Supporting business in good times and bad
Colin Fraser, group head of wholesale banking at Abu Dhabi Commercial Bank, explains how maintaining its commitment to small and medium-sized business lending has enabled the bank to gain market share in the face of difficult economic conditions.
Colin Fraser, group head of wholesale banking at Abu Dhabi Commercial Bank The economic climate in the UAE has been challenging for the past few years. Growth has slowed since 2015 on the back of the decline in the price of oil and a downturn in the real estate market, which has had a significant impact on employment among smaller businesses in particular. This sector has been stressed by developments in the wider economy, as well as other issues that have caused problems across the supply chain. The result was that providers of finance to these businesses suffered as companies collapsed and defaulted. Since these companies tend to be multi-banked, it has been difficult to organize a coordinated creditor response.
Non-performing loans and credit impairments to those types of companies rose sharply during 2015 and 2016, which encouraged many banks and finance companies to withdraw lending to this segment of the market – particularly providers of unstructured and unsecured credit.
However, at Abu Dhabi Commercial Bank we recognize that this section of the market is the lifeblood of the economy outside the oil industry. We therefore made a conscious decision not to withdraw from lending to small and medium-sized companies.
Our approach is that we never lend to a business based purely on credit scoring; we always have a relationship manager to work with the client and make an assessment. We also try to provide credit in a way that suits the clients’ needs, so rather than lending only on the basis of an overdraft or loan we offer other products such as trade finance, working capital and invoice finance. This enables us to maintain a balanced portfolio of credit.

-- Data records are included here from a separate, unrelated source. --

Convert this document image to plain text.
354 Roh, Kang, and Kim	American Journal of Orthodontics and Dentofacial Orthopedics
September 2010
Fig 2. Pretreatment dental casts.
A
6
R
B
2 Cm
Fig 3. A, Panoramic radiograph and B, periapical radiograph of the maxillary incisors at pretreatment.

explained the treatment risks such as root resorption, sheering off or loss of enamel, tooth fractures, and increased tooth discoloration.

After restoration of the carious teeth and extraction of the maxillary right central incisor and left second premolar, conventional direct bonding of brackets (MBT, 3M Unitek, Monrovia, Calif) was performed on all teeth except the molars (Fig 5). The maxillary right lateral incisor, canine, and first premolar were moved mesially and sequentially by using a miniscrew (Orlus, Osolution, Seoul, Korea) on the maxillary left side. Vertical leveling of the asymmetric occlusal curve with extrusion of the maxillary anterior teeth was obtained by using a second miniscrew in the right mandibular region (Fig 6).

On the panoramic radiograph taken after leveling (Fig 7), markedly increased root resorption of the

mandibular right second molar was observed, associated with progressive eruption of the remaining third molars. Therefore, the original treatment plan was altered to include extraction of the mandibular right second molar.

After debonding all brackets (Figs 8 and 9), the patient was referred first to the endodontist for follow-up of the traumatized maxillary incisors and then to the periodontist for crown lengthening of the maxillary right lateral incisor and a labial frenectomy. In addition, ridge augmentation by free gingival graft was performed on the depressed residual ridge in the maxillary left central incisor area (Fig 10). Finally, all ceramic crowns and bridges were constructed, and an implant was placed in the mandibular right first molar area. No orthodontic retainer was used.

The duration of credit provided tends to be shorter because we are not financing projects that might take more than a decade to reach maturity, which means the repayment on these portfolios is material. If we stopped lending tomorrow, I would expect about one third of the outstanding portfolios to revolve or repay within a 12-month period (except for real estate term loans).

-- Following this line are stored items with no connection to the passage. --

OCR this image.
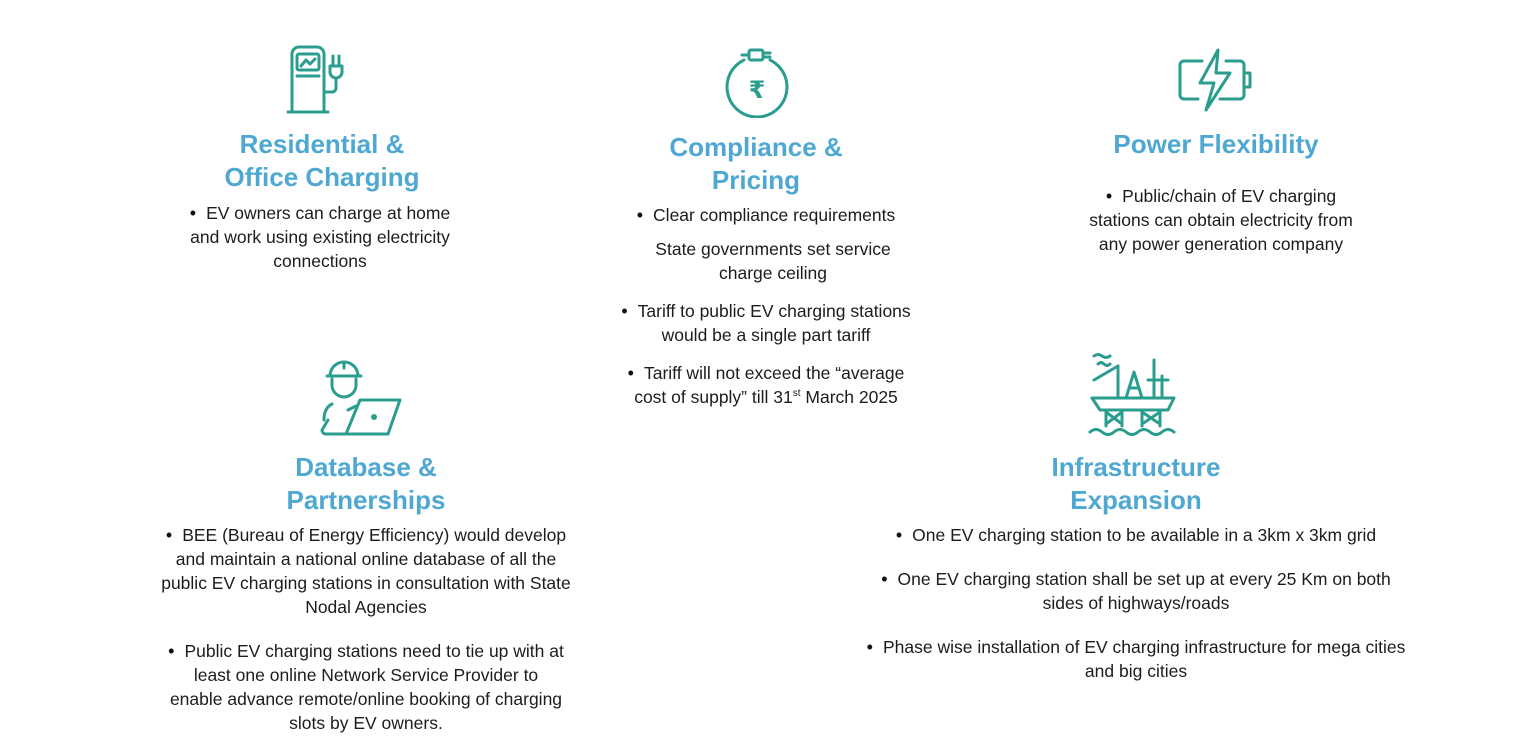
Residential &
Office Charging

• EV owners can charge at home
and work using existing electricity
connections

₹
Compliance &
Pricing

• Clear compliance requirements

State governments set service
charge ceiling

• Tariff to public EV charging stations
would be a single part tariff

• Tariff will not exceed the “average
cost of supply” till 31st March 2025

Power Flexibility

• Public/chain of EV charging
stations can obtain electricity from
any power generation company

Database &
Partnerships

• BEE (Bureau of Energy Efficiency) would develop
and maintain a national online database of all the
public EV charging stations in consultation with State
Nodal Agencies

• Public EV charging stations need to tie up with at
least one online Network Service Provider to
enable advance remote/online booking of charging
slots by EV owners.

Infrastructure
Expansion

• One EV charging station to be available in a 3km x 3km grid

• One EV charging station shall be set up at every 25 Km on both
sides of highways/roads

• Phase wise installation of EV charging infrastructure for mega cities
and big cities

We have also invested heavily in digital technology. Around 60% of documentary trade is now digital rather than paper-based and 90% of all activity conducted by corporate and institutional clients is digital and straight-through. Our award-winning cash management proposition provides the perfect solution to small and medium clients for managing their liquidity and cash flows. This is further supported by offering customized treasury solutions for hedging interest rates and currency exchange risks.
Our focus has been on getting the service model right and maintaining provision of finance, an approach that has been well received by clients. Our net promoter scores are very high and we analyze client feedback very carefully.
We don’t believe that any other provider of finance has come near to maintaining the level of liquidity we have provided to small and medium-sized companies over the last four years. This has positioned us as the country’s largest provider of credit to this segment of the market while maintaining a low cost of risk.
In terms of risk management, we have made some adjustments to how we allocate our portfolio, with greater use of collateral-backed credit. We haven’t changed our product configuration or terms and conditions, although the latter has always been very tightly managed since we don’t do business on loose documentation.
One of the key factors in our success is that we have always believed in providing need-based credit, backed by cash flows, and only with relationship managers in place to serve clients. The relationship managers are well trained and experienced and make credit-related calls to every customer with borrowing.
Other institutions are more lax when it comes to monitoring credit, particularly where the individual ticket sizes are small, but we insist that the customer has a valid trade licence and that they have proper insurance in place, that documents are up to date and that Know Your Customer (KYC) is refreshed annually.
These practices are well established over many years – a level of consistency that has served, and continues to serve, our clients well.